The future of the planet, our future, is at risk”, she has declared. “We just can't wait for my generation to take power: it will be too late for the Earth. Today’s adults must act now. We are sawing through the branch on which we are sitting.

An opportunity for the world of education

In many countries, especially in Northern Europe, school authorities have officially joined the protest: the pupils are allowed to take to the streets without their absence from school being counted against them. Elsewhere, including Italy, mobilisation is left to the free choice of individuals.

For schools, and in general for the world of education, this is a wonderful opportunity to bring the theme of climate change and environmental sustainability into the classroom. Young people are always ready to get involved in the first person, and this moment is ideal for them to grasp the theoretical and practical knowledge to make their actions more effective.

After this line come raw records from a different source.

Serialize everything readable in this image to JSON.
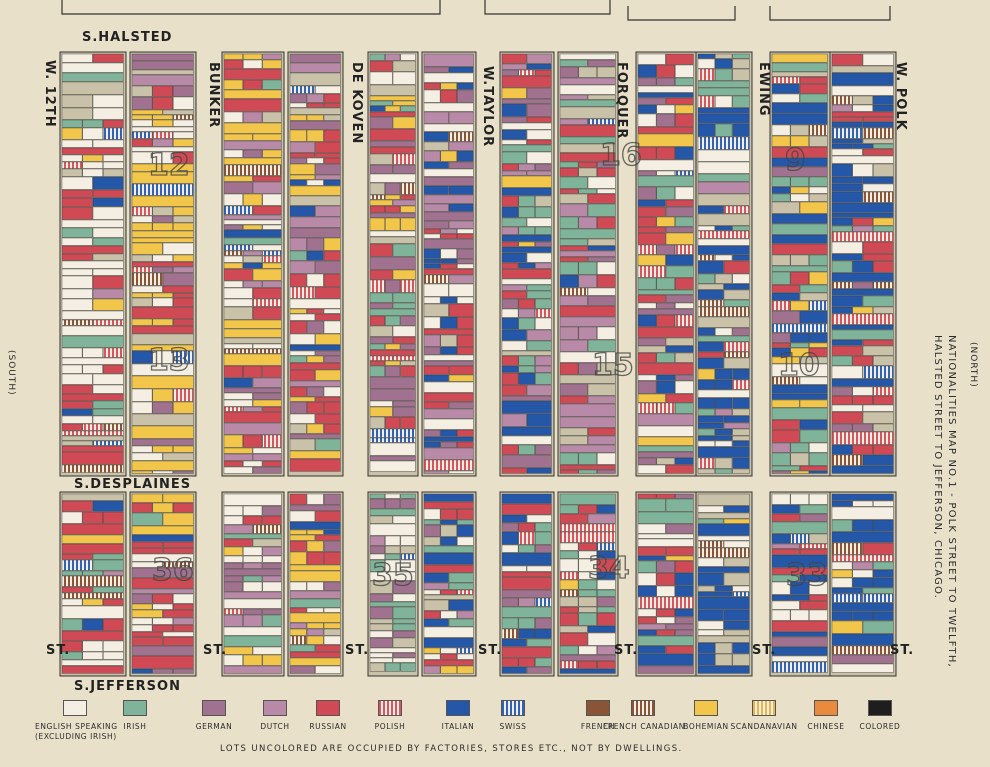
{
  "map": {
    "title_line1": "NATIONALITIES MAP NO.1 - POLK STREET TO TWELFTH,",
    "title_line2": "HALSTED STREET TO JEFFERSON, CHICAGO.",
    "north_label": "(NORTH)",
    "south_label": "(SOUTH)",
    "streets": {
      "halsted": "S.HALSTED",
      "desplaines": "S.DESPLAINES",
      "jefferson": "S.JEFFERSON",
      "twelfth": "W. 12TH",
      "bunker": "BUNKER",
      "dekoven": "DE KOVEN",
      "taylor": "W.TAYLOR",
      "forquer": "FORQUER",
      "ewing": "EWING",
      "polk": "W. POLK",
      "st": "ST."
    },
    "block_numbers": [
      "12",
      "13",
      "36",
      "15",
      "35",
      "34",
      "10",
      "33",
      "9",
      "16"
    ],
    "note": "LOTS UNCOLORED ARE OCCUPIED BY FACTORIES, STORES ETC., NOT BY DWELLINGS."
  },
  "legend": [
    {
      "label": "ENGLISH SPEAKING",
      "sub": "(EXCLUDING IRISH)",
      "color": "#f4efe2",
      "pattern": "solid"
    },
    {
      "label": "IRISH",
      "sub": "",
      "color": "#7fb49a",
      "pattern": "solid"
    },
    {
      "label": "GERMAN",
      "sub": "",
      "color": "#a0728f",
      "pattern": "solid"
    },
    {
      "label": "DUTCH",
      "sub": "",
      "color": "#b98aa8",
      "pattern": "solid"
    },
    {
      "label": "RUSSIAN",
      "sub": "",
      "color": "#cf4a55",
      "pattern": "solid"
    },
    {
      "label": "POLISH",
      "sub": "",
      "color": "#d9545e",
      "pattern": "stripes"
    },
    {
      "label": "ITALIAN",
      "sub": "",
      "color": "#2557a8",
      "pattern": "solid"
    },
    {
      "label": "SWISS",
      "sub": "",
      "color": "#2f63b5",
      "pattern": "stripes"
    },
    {
      "label": "FRENCH",
      "sub": "",
      "color": "#8a5536",
      "pattern": "solid"
    },
    {
      "label": "FRENCH CANADIAN",
      "sub": "",
      "color": "#8a5536",
      "pattern": "stripes"
    },
    {
      "label": "BOHEMIAN",
      "sub": "",
      "color": "#f1c64a",
      "pattern": "solid"
    },
    {
      "label": "SCANDANAVIAN",
      "sub": "",
      "color": "#e8b54a",
      "pattern": "stripes"
    },
    {
      "label": "CHINESE",
      "sub": "",
      "color": "#e98a3c",
      "pattern": "solid"
    },
    {
      "label": "COLORED",
      "sub": "",
      "color": "#1e1e1e",
      "pattern": "solid"
    }
  ],
  "palette": [
    "#f4efe2",
    "#7fb49a",
    "#a0728f",
    "#b98aa8",
    "#cf4a55",
    "#2557a8",
    "#f1c64a",
    "#c9c2a8"
  ]
}
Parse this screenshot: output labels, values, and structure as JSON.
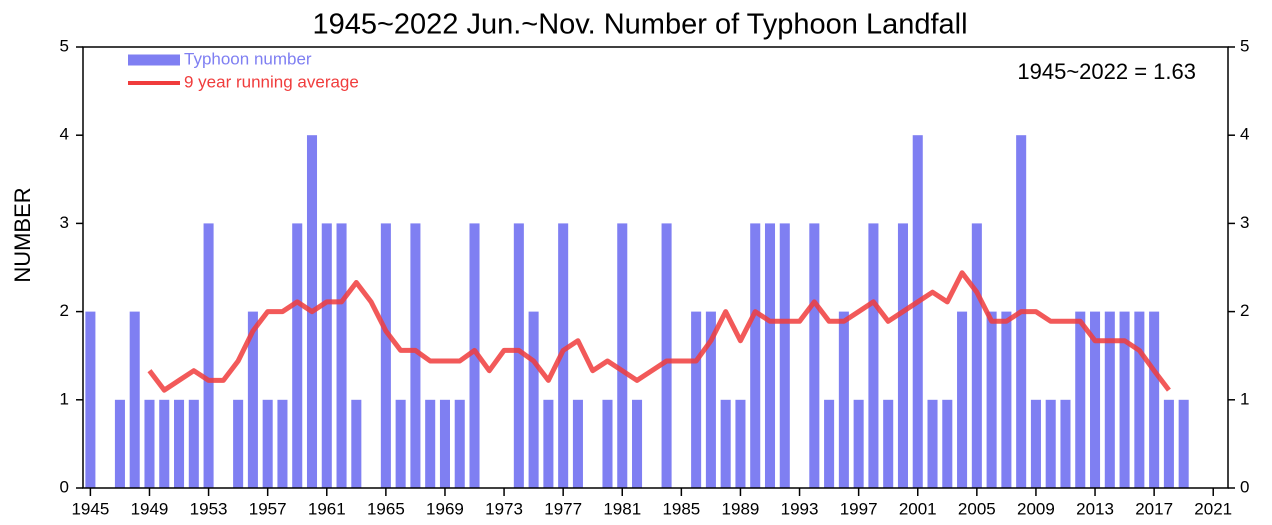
{
  "chart_data": {
    "type": "bar",
    "title": "1945~2022 Jun.~Nov. Number of Typhoon Landfall",
    "y_label": "NUMBER",
    "annotation": "1945~2022 =  1.63",
    "x": [
      1945,
      1946,
      1947,
      1948,
      1949,
      1950,
      1951,
      1952,
      1953,
      1954,
      1955,
      1956,
      1957,
      1958,
      1959,
      1960,
      1961,
      1962,
      1963,
      1964,
      1965,
      1966,
      1967,
      1968,
      1969,
      1970,
      1971,
      1972,
      1973,
      1974,
      1975,
      1976,
      1977,
      1978,
      1979,
      1980,
      1981,
      1982,
      1983,
      1984,
      1985,
      1986,
      1987,
      1988,
      1989,
      1990,
      1991,
      1992,
      1993,
      1994,
      1995,
      1996,
      1997,
      1998,
      1999,
      2000,
      2001,
      2002,
      2003,
      2004,
      2005,
      2006,
      2007,
      2008,
      2009,
      2010,
      2011,
      2012,
      2013,
      2014,
      2015,
      2016,
      2017,
      2018,
      2019,
      2020,
      2021,
      2022
    ],
    "series": [
      {
        "name": "Typhoon number",
        "type": "bar",
        "color": "#7f7ff2",
        "values": [
          2,
          0,
          1,
          2,
          1,
          1,
          1,
          1,
          3,
          0,
          1,
          2,
          1,
          1,
          3,
          4,
          3,
          3,
          1,
          0,
          3,
          1,
          3,
          1,
          1,
          1,
          3,
          0,
          0,
          3,
          2,
          1,
          3,
          1,
          0,
          1,
          3,
          1,
          0,
          3,
          0,
          2,
          2,
          1,
          1,
          3,
          3,
          3,
          0,
          3,
          1,
          2,
          1,
          3,
          1,
          3,
          4,
          1,
          1,
          2,
          3,
          2,
          2,
          4,
          1,
          1,
          1,
          2,
          2,
          2,
          2,
          2,
          2,
          1,
          1,
          0,
          0,
          0
        ]
      },
      {
        "name": "9 year running average",
        "type": "line",
        "color": "#f03c3c",
        "values": [
          null,
          null,
          null,
          null,
          1.33,
          1.11,
          1.22,
          1.33,
          1.22,
          1.22,
          1.44,
          1.78,
          2,
          2,
          2.11,
          2,
          2.11,
          2.11,
          2.33,
          2.11,
          1.78,
          1.56,
          1.56,
          1.44,
          1.44,
          1.44,
          1.56,
          1.33,
          1.56,
          1.56,
          1.44,
          1.22,
          1.56,
          1.67,
          1.33,
          1.44,
          1.33,
          1.22,
          1.33,
          1.44,
          1.44,
          1.44,
          1.67,
          2,
          1.67,
          2,
          1.89,
          1.89,
          1.89,
          2.11,
          1.89,
          1.89,
          2,
          2.11,
          1.89,
          2,
          2.11,
          2.22,
          2.11,
          2.44,
          2.22,
          1.89,
          1.89,
          2,
          2,
          1.89,
          1.89,
          1.89,
          1.67,
          1.67,
          1.67,
          1.56,
          1.33,
          1.11,
          null,
          null,
          null,
          null
        ]
      }
    ],
    "xlim": [
      1944.5,
      2022
    ],
    "xticks": [
      1945,
      1949,
      1953,
      1957,
      1961,
      1965,
      1969,
      1973,
      1977,
      1981,
      1985,
      1989,
      1993,
      1997,
      2001,
      2005,
      2009,
      2013,
      2017,
      2021
    ],
    "ylim": [
      0,
      5
    ],
    "yticks": [
      0,
      1,
      2,
      3,
      4,
      5
    ],
    "y2lim": [
      0,
      5
    ],
    "y2ticks": [
      0,
      1,
      2,
      3,
      4,
      5
    ]
  }
}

In Italy, educational materials produced by BCFN are available to all teachers, in the context of the project Noi, il cibo e il nostro pianeta aimed at children of all ages, from primary school to high school. Through multimedia and interactive tools, this project puts food in relation with the environment, health, society and migration, and explains how the construction of a balanced relationship between environment, food, natural resources and the needs of human beings is fundamental for achieving the United Nations’ Goals of Sustainable Development. 

The #FridaysForFuture movement declares that the youngest generations are fundamental drivers for achieving this vital goal. They know that it’s time to act, and act urgently… will adults be capable of listening to the wisdom of children?